Seemed like an easy thing but getting a bead that looks
decent isn't that easy. Any suggestions?
The tile behind the toilet is coming up and looks like it
has been water damaged. Is there a good way to glue
the linoleum, not tile, down?
Thanks : -)
The caulk part is easy. Use DAP or other water based caulk.
Apply caulk to clean, dry surfaces. It is better practice to not
caulk the back side. Use a medium sized bead. If you have too
much it does not hurt, just harder to clean up and wastes the
material, but better too much than too little.. Completely wet a
large soft sponge. While the caulk is fresh before it develops a
film, wipe as much caulk off as you can. Continue wiping,
rinsing, sponging until you have the results you are after. Make
sure the caulk is completely removed from the floor and the shiny
part of the vitreous leaving only the caulk bead, any film left
will look tacky. Same method for setting self rimming sinks and
similar items. This allows water out to warn you of a failed
For the sheet flooring, spray adhesive is fast and easy. Make
sure to remove overspray with a touch of mineral spirits (easy
while it is fresh). I assume you are talking about a limited
(top posted for your convenience)
Keep the whole world singing . . . .
DanG (remove the sevens)
"formerly known as 'cat arranger'"
On Wed, 16 Feb 2005 15:19:25 -0500, "Buck Turgidson"
You really should keep you caulk IN the toilet, or you will pee on the
I worked as a plumber for many years. I never had a problem with
flooring coming up when I had to do a toilet removal. (unless the
flooring was already loose). I just used the plain white tub caulk
and worked it smooth with a wet rag.
As for loose linoleum, aside from ripping things up, toilet removal,
etc. The only solution is to get a heavy animal syringe, poke holes
in the linolum with an awl, and shoot the adhesive underneath with the
syringe. Then press down firmly and apply weights (bricks), for
several days. Be sure to put a little caulk into the awl holes when
you remove the bricks.

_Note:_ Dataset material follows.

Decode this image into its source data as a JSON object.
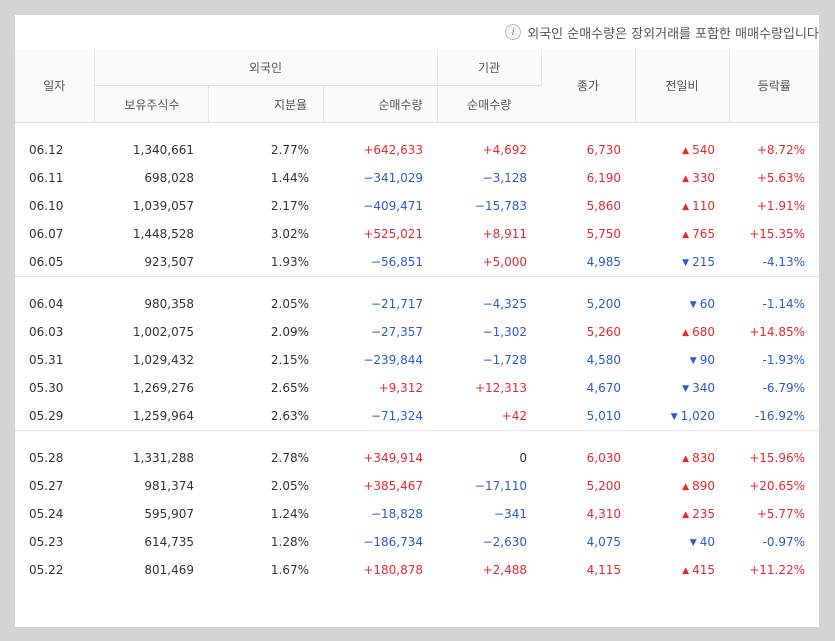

It's not a perfect solution, but can extend
the life of the floor for a few more years.
(Be sure the syringe has a thick needle or you will never get the
paste to go thru).
I use white silicone caulk vs painters' caulk, as it is waterproof yet
flexible, and a very effective adhesive. Leave the back side of the base of
the toilet open. That way, if there is a seal leak, you will find it, rather
than have the leakage seep down through the floor.
On the other hand, sealing all the way around prevents any water (say from
the shower, toilet overflow, whatever) from getting IN. If your wax seal is
good, you should never have a leak inside your toilet. The same can't be
said for your bathroom floor in general.